IoT Journey : quelle importance revêt la sécurité lors de la conception de produits IoT ?

Nicolas Damour: La sécurité est primordiale dans notre processus de conception. En tant que fabricant, nous sommes persuadés que la sécurité doit être ancrée dans le matériel. La « sécurité dès la conception » n’est pas simplement un nouveau terme à la mode : il s’agit de réfléchir à la sécurité dès le début pour l’intégrer au matériel. Une sécurité 100 % logicielle ne peut exister selon nous.
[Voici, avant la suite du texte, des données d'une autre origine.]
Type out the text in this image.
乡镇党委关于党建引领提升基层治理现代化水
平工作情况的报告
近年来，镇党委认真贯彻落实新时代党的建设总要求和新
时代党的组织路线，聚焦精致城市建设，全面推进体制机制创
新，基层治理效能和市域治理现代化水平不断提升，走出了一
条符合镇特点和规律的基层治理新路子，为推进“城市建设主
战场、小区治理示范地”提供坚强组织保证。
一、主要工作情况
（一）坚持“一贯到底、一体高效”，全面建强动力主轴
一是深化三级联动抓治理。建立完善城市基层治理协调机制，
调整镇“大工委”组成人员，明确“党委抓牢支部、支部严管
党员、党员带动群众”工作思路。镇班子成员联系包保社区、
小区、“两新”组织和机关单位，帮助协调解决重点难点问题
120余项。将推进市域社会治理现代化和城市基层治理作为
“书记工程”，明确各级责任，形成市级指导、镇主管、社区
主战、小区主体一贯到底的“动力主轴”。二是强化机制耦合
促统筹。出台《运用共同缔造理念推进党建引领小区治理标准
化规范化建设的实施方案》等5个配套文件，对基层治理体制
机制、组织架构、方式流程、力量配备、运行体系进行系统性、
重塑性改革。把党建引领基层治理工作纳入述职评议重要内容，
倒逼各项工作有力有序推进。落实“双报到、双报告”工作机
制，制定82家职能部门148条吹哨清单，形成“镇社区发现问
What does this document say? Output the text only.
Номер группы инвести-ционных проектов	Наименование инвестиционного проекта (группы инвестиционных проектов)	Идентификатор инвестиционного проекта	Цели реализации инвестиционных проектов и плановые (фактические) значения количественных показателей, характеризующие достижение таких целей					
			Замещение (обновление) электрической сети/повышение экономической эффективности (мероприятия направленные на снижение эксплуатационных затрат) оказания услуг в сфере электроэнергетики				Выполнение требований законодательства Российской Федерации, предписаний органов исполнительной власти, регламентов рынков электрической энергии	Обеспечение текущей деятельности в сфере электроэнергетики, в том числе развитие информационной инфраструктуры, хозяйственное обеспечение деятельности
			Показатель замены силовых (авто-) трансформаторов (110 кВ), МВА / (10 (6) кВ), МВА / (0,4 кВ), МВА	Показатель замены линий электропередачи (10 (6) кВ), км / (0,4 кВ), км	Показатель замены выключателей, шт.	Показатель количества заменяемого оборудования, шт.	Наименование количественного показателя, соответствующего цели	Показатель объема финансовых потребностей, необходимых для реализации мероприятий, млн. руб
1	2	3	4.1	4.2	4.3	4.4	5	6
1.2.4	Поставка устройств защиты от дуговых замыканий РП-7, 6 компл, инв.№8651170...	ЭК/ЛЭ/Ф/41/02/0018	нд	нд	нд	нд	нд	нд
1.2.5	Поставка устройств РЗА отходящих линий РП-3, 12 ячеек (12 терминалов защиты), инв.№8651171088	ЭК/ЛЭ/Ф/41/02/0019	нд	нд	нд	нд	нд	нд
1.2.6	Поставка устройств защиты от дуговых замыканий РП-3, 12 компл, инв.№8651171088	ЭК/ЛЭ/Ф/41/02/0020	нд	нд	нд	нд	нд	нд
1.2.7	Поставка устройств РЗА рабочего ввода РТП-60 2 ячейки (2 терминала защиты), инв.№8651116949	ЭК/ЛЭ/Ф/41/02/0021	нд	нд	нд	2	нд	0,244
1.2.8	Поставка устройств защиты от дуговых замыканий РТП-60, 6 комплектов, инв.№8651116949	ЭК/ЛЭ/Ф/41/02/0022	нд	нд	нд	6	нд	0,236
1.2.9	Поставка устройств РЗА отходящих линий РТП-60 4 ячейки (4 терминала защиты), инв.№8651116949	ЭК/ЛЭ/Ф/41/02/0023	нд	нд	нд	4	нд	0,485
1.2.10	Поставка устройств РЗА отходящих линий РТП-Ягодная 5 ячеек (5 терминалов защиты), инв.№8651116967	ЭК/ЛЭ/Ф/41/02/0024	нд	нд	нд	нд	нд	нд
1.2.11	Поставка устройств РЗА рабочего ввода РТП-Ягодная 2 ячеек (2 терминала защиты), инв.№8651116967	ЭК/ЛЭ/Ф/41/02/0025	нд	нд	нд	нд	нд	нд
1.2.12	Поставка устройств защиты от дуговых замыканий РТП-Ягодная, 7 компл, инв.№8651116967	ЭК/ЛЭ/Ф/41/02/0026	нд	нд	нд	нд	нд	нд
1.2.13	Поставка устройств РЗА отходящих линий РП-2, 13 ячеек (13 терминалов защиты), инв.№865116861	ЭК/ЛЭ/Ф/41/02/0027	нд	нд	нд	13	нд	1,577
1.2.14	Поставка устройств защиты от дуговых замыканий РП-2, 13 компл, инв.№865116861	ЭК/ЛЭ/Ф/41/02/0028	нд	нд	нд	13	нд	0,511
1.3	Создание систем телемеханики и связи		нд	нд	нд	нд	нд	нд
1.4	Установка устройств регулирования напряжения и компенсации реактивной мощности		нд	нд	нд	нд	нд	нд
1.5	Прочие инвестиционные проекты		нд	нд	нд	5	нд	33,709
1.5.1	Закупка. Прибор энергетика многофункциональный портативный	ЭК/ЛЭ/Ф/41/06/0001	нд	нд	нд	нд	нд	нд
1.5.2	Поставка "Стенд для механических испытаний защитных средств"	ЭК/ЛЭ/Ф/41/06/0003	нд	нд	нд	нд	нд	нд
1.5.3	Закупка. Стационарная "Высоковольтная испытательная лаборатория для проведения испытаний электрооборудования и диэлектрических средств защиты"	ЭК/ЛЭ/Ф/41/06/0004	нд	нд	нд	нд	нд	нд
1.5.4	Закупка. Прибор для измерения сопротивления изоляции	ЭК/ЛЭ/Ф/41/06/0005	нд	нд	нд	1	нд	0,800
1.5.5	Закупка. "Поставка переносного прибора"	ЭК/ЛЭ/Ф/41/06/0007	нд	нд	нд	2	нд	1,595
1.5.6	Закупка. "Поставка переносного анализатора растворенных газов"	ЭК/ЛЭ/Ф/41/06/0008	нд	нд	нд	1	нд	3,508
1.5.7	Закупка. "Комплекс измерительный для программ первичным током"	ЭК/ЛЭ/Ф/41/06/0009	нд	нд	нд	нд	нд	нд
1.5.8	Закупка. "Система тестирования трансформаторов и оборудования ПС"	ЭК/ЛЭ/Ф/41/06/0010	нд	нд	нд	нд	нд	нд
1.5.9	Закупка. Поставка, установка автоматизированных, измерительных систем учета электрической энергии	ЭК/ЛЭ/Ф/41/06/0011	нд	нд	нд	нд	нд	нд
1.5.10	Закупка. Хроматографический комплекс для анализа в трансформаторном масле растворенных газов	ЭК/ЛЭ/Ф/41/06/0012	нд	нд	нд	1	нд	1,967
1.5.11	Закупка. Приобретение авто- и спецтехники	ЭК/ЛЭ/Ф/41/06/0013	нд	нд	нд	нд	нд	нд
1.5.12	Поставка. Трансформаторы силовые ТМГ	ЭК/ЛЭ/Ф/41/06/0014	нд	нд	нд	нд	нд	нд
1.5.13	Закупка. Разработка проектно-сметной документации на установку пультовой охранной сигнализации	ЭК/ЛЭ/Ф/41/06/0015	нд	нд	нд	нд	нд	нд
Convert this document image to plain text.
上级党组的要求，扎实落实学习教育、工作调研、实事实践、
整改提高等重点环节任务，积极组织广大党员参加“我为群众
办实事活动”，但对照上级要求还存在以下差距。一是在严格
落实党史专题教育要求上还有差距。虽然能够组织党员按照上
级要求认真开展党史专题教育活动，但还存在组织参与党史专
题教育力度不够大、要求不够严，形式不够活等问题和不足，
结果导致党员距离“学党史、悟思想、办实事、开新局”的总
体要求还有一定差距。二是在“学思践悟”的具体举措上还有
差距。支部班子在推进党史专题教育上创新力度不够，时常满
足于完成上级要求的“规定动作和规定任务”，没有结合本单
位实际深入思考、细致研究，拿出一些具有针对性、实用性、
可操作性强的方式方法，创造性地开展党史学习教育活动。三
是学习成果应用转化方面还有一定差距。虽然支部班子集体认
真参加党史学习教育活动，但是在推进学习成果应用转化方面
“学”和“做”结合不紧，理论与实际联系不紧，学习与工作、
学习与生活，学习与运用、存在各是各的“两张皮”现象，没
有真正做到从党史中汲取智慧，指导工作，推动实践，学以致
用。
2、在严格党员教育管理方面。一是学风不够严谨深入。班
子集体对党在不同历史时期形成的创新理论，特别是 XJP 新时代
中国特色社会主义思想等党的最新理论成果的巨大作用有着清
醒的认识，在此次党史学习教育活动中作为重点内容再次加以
Par exemple, certains éléments sécurisés tels que les cartes SIM des appareils cellulaires offrent un niveau de sécurité similaire à celui des puces intelligentes dans les cartes de paiement. En ajoutant des couches de sécurité sur les appareils IoT de manière ascendante, nous sommes certains que le logiciel présent sur l’appareil est sécurisé et protégé contre d’éventuelles attaques externes.

IoTJ : quelles sont les principales menaces de sécurité pour les appareils IoT ?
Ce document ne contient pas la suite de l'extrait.